Atualização de cadastro federal com empregadores que utilizaram mão de obra escrava tem pelo menos oito nomes de empregadores que também se beneficiaram da exploração de crianças e adolescentes, em atividades consideradas entre as piores formas de trabalho infantil

Por Guilherme Zocchio, da Repórter Brasil

Serviços forçados, submissão a condições degradantes de vida, jornadas exaustivas, restrições à liberdade de ir e vir e todas as demais situações características da escravidão contemporânea não são formas de violência que têm por alvo exclusivo homens e mulheres adultos. Fiscalizações com o objetivo de investigar o emprego de mão de obra análoga à escrava também encontram com frequência crianças e adolescentes sujeitas a tais violências.

De acordo com levantamento da Repórter Brasil, a atualização ocorrida em 28 de junho do cadastro de empregadores flagrados explorando pessoas em condição análoga à de escravatura, a chamada “lista suja” do trabalho escravo, contém, num total um de 142 novos nomes incluídos, a participação de pelo menos oito deles em casos de exploração laboral infantil. Mantida em conjunto pelo Ministério do Trabalho e Emprego (MTE) e pela Secretaria de Direitos Humanos da Presidência da República (SDH/PR), a relação é considerada uma das mais importantes ferramentas na luta pela erradicação da escravidão contemporânea no Brasil.

Muitas vezes, fiscalizações que investigam o uso de mão de obra escrava encontram também casos de trabalho infantil. Foto: Leonardo Sakamoto

No total, a “lista suja” do trabalho escravo conta com 503 nomes (clique aqui para ver a tabela completa). A relação vem sendo atualizada semestralmente, desde o final de 2003, e reúne empregadores flagrados pelo poder público na exploração de mão de obra em condições análogas à escravidão. O cadastro tem sido um dos principais instrumentos no combate à prática, através da pressão da opinião pública e da repressão econômica. Após a inclusão do infrator, instituições federais, como o Banco do Brasil, a Caixa Econômica Federal e o BNDES suspendem a contratação de financiamentos e o acesso a crédito. Bancos privados também estão proibidos de conceder crédito rural aos relacionados na lista por determinação do Conselho Monetário Nacional.

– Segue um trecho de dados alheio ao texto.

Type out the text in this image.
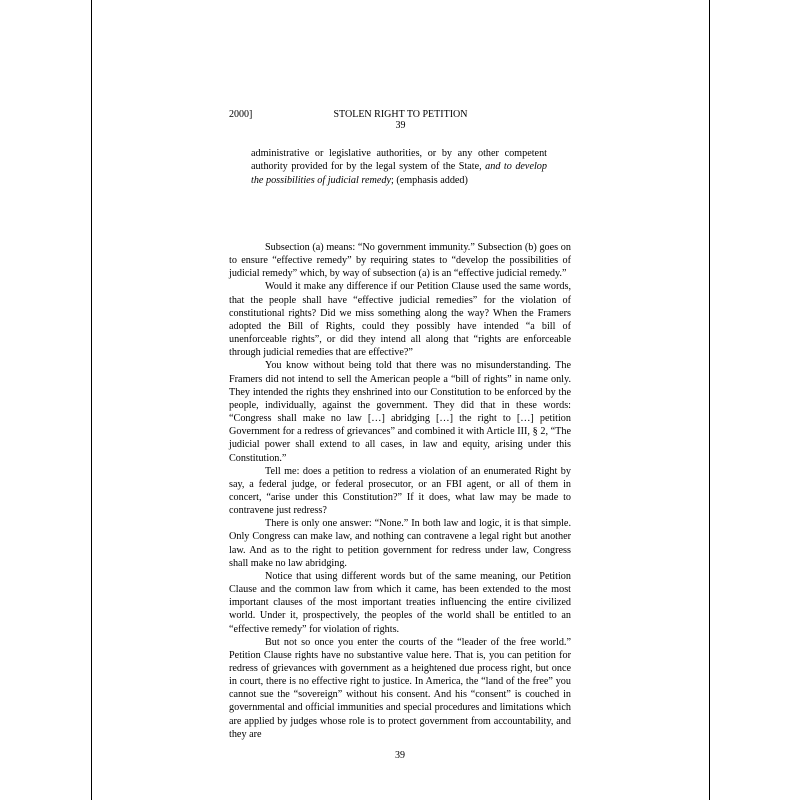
2000]	STOLEN RIGHT TO PETITION
39

administrative or legislative authorities, or by any other competent authority provided for by the legal system of the State, and to develop the possibilities of judicial remedy; (emphasis added)

Subsection (a) means: “No government immunity.” Subsection (b) goes on to ensure “effective remedy” by requiring states to “develop the possibilities of judicial remedy” which, by way of subsection (a) is an “effective judicial remedy.”

Would it make any difference if our Petition Clause used the same words, that the people shall have “effective judicial remedies” for the violation of constitutional rights? Did we miss something along the way? When the Framers adopted the Bill of Rights, could they possibly have intended “a bill of unenforceable rights”, or did they intend all along that “rights are enforceable through judicial remedies that are effective?”

You know without being told that there was no misunderstanding. The Framers did not intend to sell the American people a “bill of rights” in name only. They intended the rights they enshrined into our Constitution to be enforced by the people, individually, against the government. They did that in these words: “Congress shall make no law […] abridging […] the right to […] petition Government for a redress of grievances” and combined it with Article III, § 2, “The judicial power shall extend to all cases, in law and equity, arising under this Constitution.”

Tell me: does a petition to redress a violation of an enumerated Right by say, a federal judge, or federal prosecutor, or an FBI agent, or all of them in concert, “arise under this Constitution?” If it does, what law may be made to contravene just redress?

There is only one answer: “None.” In both law and logic, it is that simple. Only Congress can make law, and nothing can contravene a legal right but another law. And as to the right to petition government for redress under law, Congress shall make no law abridging.

Notice that using different words but of the same meaning, our Petition Clause and the common law from which it came, has been extended to the most important clauses of the most important treaties influencing the entire civilized world. Under it, prospectively, the peoples of the world shall be entitled to an “effective remedy” for violation of rights.

But not so once you enter the courts of the “leader of the free world.” Petition Clause rights have no substantive value here. That is, you can petition for redress of grievances with government as a heightened due process right, but once in court, there is no effective right to justice. In America, the “land of the free” you cannot sue the “sovereign” without his consent. And his “consent” is couched in governmental and official immunities and special procedures and limitations which are applied by judges whose role is to protect government from accountability, and they are

39
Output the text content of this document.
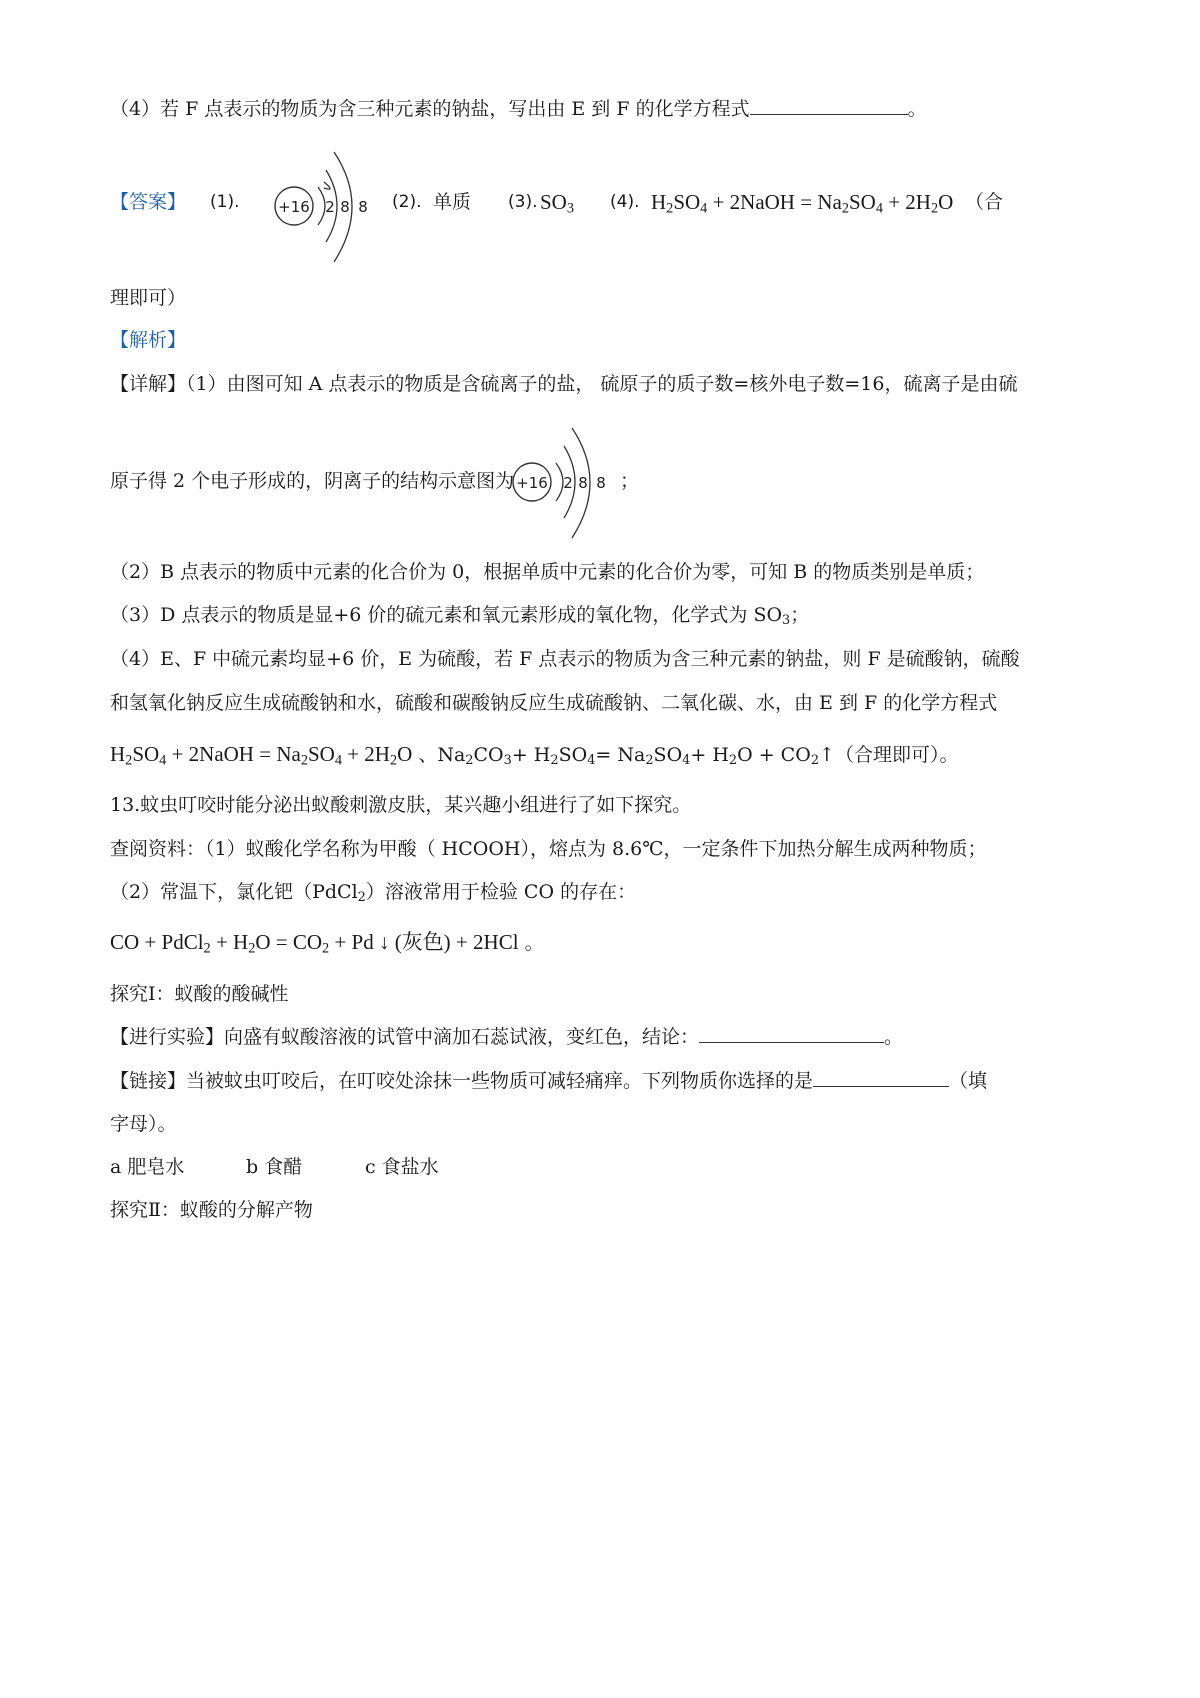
（4）若 F 点表示的物质为含三种元素的钠盐，写出由 E 到 F 的化学方程式	。
【答案】 (1).	(2). 单质 (3). $SO_3$ (4). $H_2SO_4$ + 2NaOH = $Na_2SO_4 + 2H_2O$ （合
+16 2 8 8
理即可）
【解析】
【详解】（1）由图可知 A 点表示的物质是含硫离子的盐， 硫原子的质子数=核外电子数=16，硫离子是由硫
原子得 2 个电子形成的，阴离子的结构示意图为	；
+16 2 8 8
（2）B 点表示的物质中元素的化合价为 0，根据单质中元素的化合价为零，可知 B 的物质类别是单质；
（3）D 点表示的物质是显+6 价的硫元素和氧元素形成的氧化物，化学式为 $SO_3$；
（4）E、F 中硫元素均显+6 价，E 为硫酸，若 F 点表示的物质为含三种元素的钠盐，则 F 是硫酸钠，硫酸
和氢氧化钠反应生成硫酸钠和水，硫酸和碳酸钠反应生成硫酸钠、二氧化碳、水，由 E 到 F 的化学方程式
$H_2SO_4$ + 2NaOH = $Na_2SO_4 + 2H_2O$ 、$Na_2CO_3+ H_2SO_4= Na_2SO_4+ H_2O$ + $CO_2↑$（合理即可）。
13.蚊虫叮咬时能分泌出蚁酸刺激皮肤，某兴趣小组进行了如下探究。
查阅资料：（1）蚁酸化学名称为甲酸（ HCOOH），熔点为 8.6℃，一定条件下加热分解生成两种物质；
（2）常温下，氯化钯（PdCl$_2$）溶液常用于检验 CO 的存在：
CO + PdCl$_2$ + $H_2O = CO_2 + Pd$ ↓ (灰色) + 2HCl 。
探究Ⅰ：蚁酸的酸碱性
【进行实验】向盛有蚁酸溶液的试管中滴加石蕊试液，变红色，结论：	。
【链接】当被蚊虫叮咬后，在叮咬处涂抹一些物质可减轻痛痒。下列物质你选择的是	（填
字母）。
a 肥皂水	b 食醋	c 食盐水
探究Ⅱ：蚁酸的分解产物
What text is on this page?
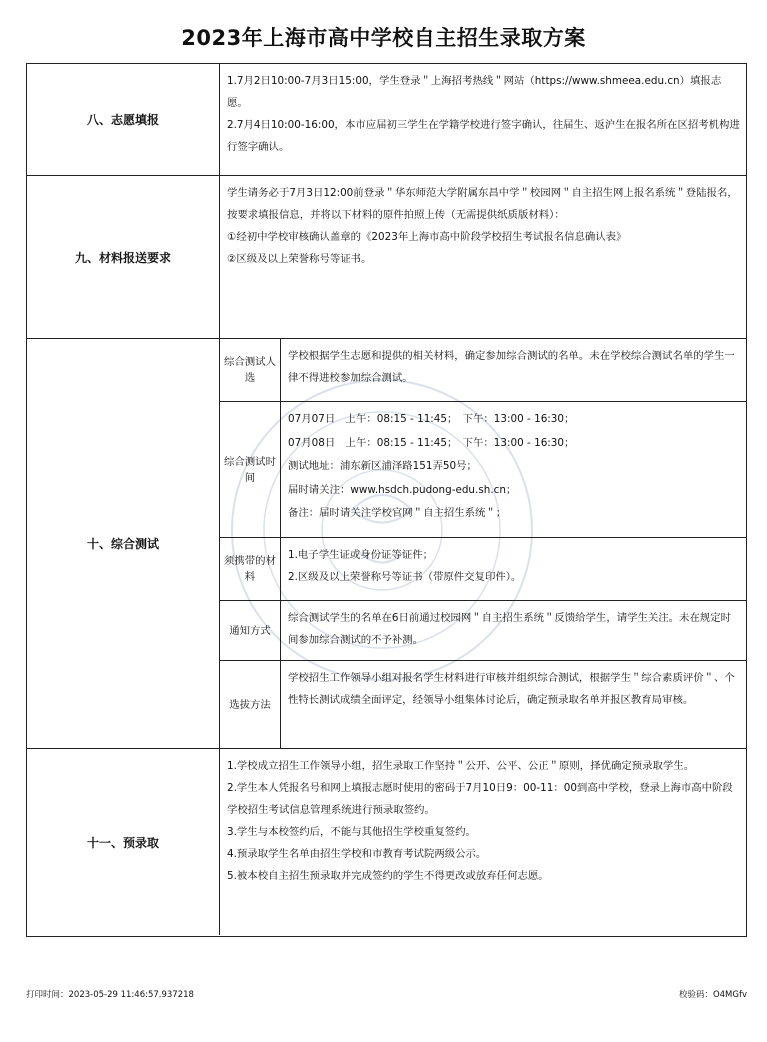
2023年上海市高中学校自主招生录取方案
八、志愿填报

1.7月2日10:00-7月3日15:00，学生登录＂上海招考热线＂网站（https://www.shmeea.edu.cn）填报志愿。

2.7月4日10:00-16:00，本市应届初三学生在学籍学校进行签字确认，往届生、返沪生在报名所在区招考机构进行签字确认。

九、材料报送要求

学生请务必于7月3日12:00前登录＂华东师范大学附属东昌中学＂校园网＂自主招生网上报名系统＂登陆报名，按要求填报信息，并将以下材料的原件拍照上传（无需提供纸质版材料）：

①经初中学校审核确认盖章的《2023年上海市高中阶段学校招生考试报名信息确认表》

②区级及以上荣誉称号等证书。

十、综合测试
综合测试人选

学校根据学生志愿和提供的相关材料，确定参加综合测试的名单。未在学校综合测试名单的学生一律不得进校参加综合测试。

综合测试时间

07月07日　上午：08:15 - 11:45；　下午：13:00 - 16:30；

07月08日　上午：08:15 - 11:45；　下午：13:00 - 16:30；

测试地址：浦东新区浦泽路151弄50号；

届时请关注：www.hsdch.pudong-edu.sh.cn；

备注：届时请关注学校官网＂自主招生系统＂；

须携带的材料

1.电子学生证或身份证等证件；

2.区级及以上荣誉称号等证书（带原件交复印件）。

通知方式

综合测试学生的名单在6日前通过校园网＂自主招生系统＂反馈给学生，请学生关注。未在规定时间参加综合测试的不予补测。

选拔方法

学校招生工作领导小组对报名学生材料进行审核并组织综合测试，根据学生＂综合素质评价＂、个性特长测试成绩全面评定，经领导小组集体讨论后，确定预录取名单并报区教育局审核。

十一、预录取

1.学校成立招生工作领导小组，招生录取工作坚持＂公开、公平、公正＂原则，择优确定预录取学生。

2.学生本人凭报名号和网上填报志愿时使用的密码于7月10日9：00-11：00到高中学校，登录上海市高中阶段学校招生考试信息管理系统进行预录取签约。

3.学生与本校签约后，不能与其他招生学校重复签约。

4.预录取学生名单由招生学校和市教育考试院两级公示。

5.被本校自主招生预录取并完成签约的学生不得更改或放弃任何志愿。

打印时间：2023-05-29 11:46:57.937218	校验码：O4MGfv
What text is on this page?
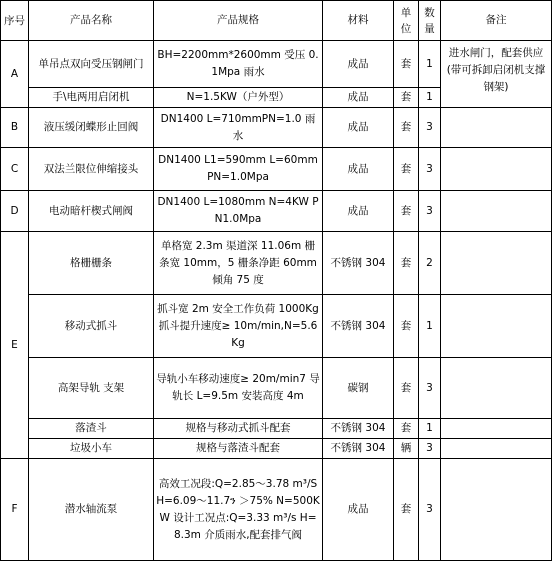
序号	产品名称	产品规格	材料	单位	数量	备注
A	单吊点双向受压钢闸门	BH=2200mm*2600mm 受压 0.1Mpa 雨水	成品	套	1	进水闸门，配套供应(带可拆卸启闭机支撑钢架)
	手\电两用启闭机	N=1.5KW（户外型）	成品	套	1	
B	液压缓闭蝶形止回阀	DN1400 L=710mmPN=1.0 雨水	成品	套	3	
C	双法兰限位伸缩接头	DN1400 L1=590mm L=60mm PN=1.0Mpa	成品	套	3	
D	电动暗杆楔式闸阀	DN1400 L=1080mm N=4KW PN1.0Mpa	成品	套	3	
E	格栅栅条	单格宽 2.3m 渠道深 11.06m 栅条宽 10mm，5 栅条净距 60mm 倾角 75 度	不锈钢 304	套	2	
	移动式抓斗	抓斗宽 2m 安全工作负荷 1000Kg 抓斗提升速度≥ 10m/min,N=5.6Kg	不锈钢 304	套	1	
	高架导轨 支架	导轨小车移动速度≥ 20m/min7 导轨长 L=9.5m 安装高度 4m	碳钢	套	3	
	落渣斗	规格与移动式抓斗配套	不锈钢 304	套	1	
	垃圾小车	规格与落渣斗配套	不锈钢 304	辆	3	
F	潜水轴流泵	高效工况段:Q=2.85～3.78 m³/S H=6.09～11.7ን ＞75% N=500KW 设计工况点:Q=3.33 m³/s H=8.3m 介质雨水,配套排气阀	成品	套	3	
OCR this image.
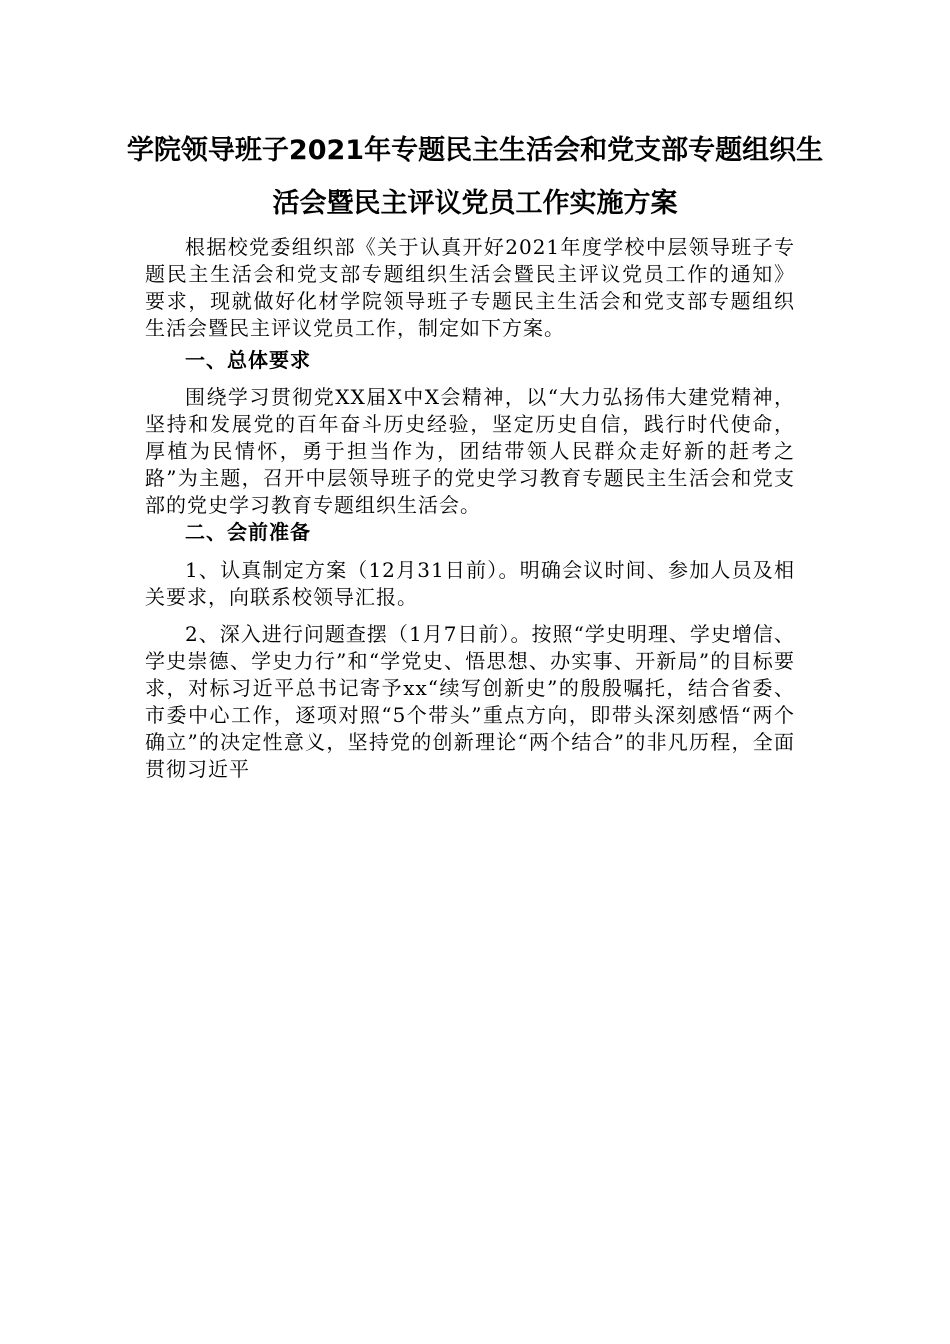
学院领导班子2021年专题民主生活会和党支部专题组织生
活会暨民主评议党员工作实施方案
根据校党委组织部《关于认真开好2021年度学校中层领导班子专题民主生活会和党支部专题组织生活会暨民主评议党员工作的通知》要求，现就做好化材学院领导班子专题民主生活会和党支部专题组织生活会暨民主评议党员工作，制定如下方案。
一、总体要求
围绕学习贯彻党XX届X中X会精神，以“大力弘扬伟大建党精神，坚持和发展党的百年奋斗历史经验，坚定历史自信，践行时代使命，厚植为民情怀，勇于担当作为，团结带领人民群众走好新的赶考之路”为主题，召开中层领导班子的党史学习教育专题民主生活会和党支部的党史学习教育专题组织生活会。
二、会前准备
1、认真制定方案（12月31日前）。明确会议时间、参加人员及相关要求，向联系校领导汇报。
2、深入进行问题查摆（1月7日前）。按照“学史明理、学史增信、学史崇德、学史力行”和“学党史、悟思想、办实事、开新局”的目标要求，对标习近平总书记寄予xx“续写创新史”的殷殷嘱托，结合省委、市委中心工作，逐项对照“5个带头”重点方向，即带头深刻感悟“两个确立”的决定性意义，坚持党的创新理论“两个结合”的非凡历程，全面贯彻习近平
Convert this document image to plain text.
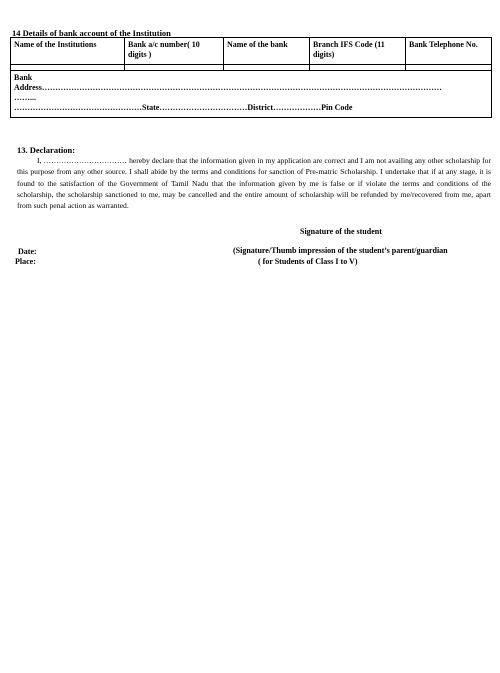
14 Details of bank account of the Institution
Name of the Institutions	Bank a/c number( 10 digits )	Name of the bank	Branch IFS Code (11 digits)	Bank Telephone No.

Bank
Address……………………………………………………………………………………………………………………………………
……...
…………………………………………State……………………………District………………Pin Code				
13. Declaration:
I, …………………………… hereby declare that the information given in my application are correct and I am not availing any other scholarship for this purpose from any other source. I shall abide by the terms and conditions for sanction of Pre-matric Scholarship. I undertake that if at any stage, it is found to the satisfaction of the Government of Tamil Nadu that the information given by me is false or if violate the terms and conditions of the scholarship, the scholarship sanctioned to me, may be cancelled and the entire amount of scholarship will be refunded by me/recovered from me, apart from such penal action as warranted.
Signature of the student
Date:
Place:
(Signature/Thumb impression of the student’s parent/guardian
( for Students of Class I to V)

A inclusão de oito empregadores flagrados com o uso da mão de obra de crianças e adolescentes entre os 142 novos nomes reforça o elo entre as formas contemporâneas de escravidão e o trabalho infantil. Segundo relatório da Organização Internacional do Trabalho (OIT), publicado em 2011, cerca de 90% do montante de adultos sujeitos à escravatura em território brasileiro até aquele momento haviam começado a trabalhar antes dos 16 anos de idade.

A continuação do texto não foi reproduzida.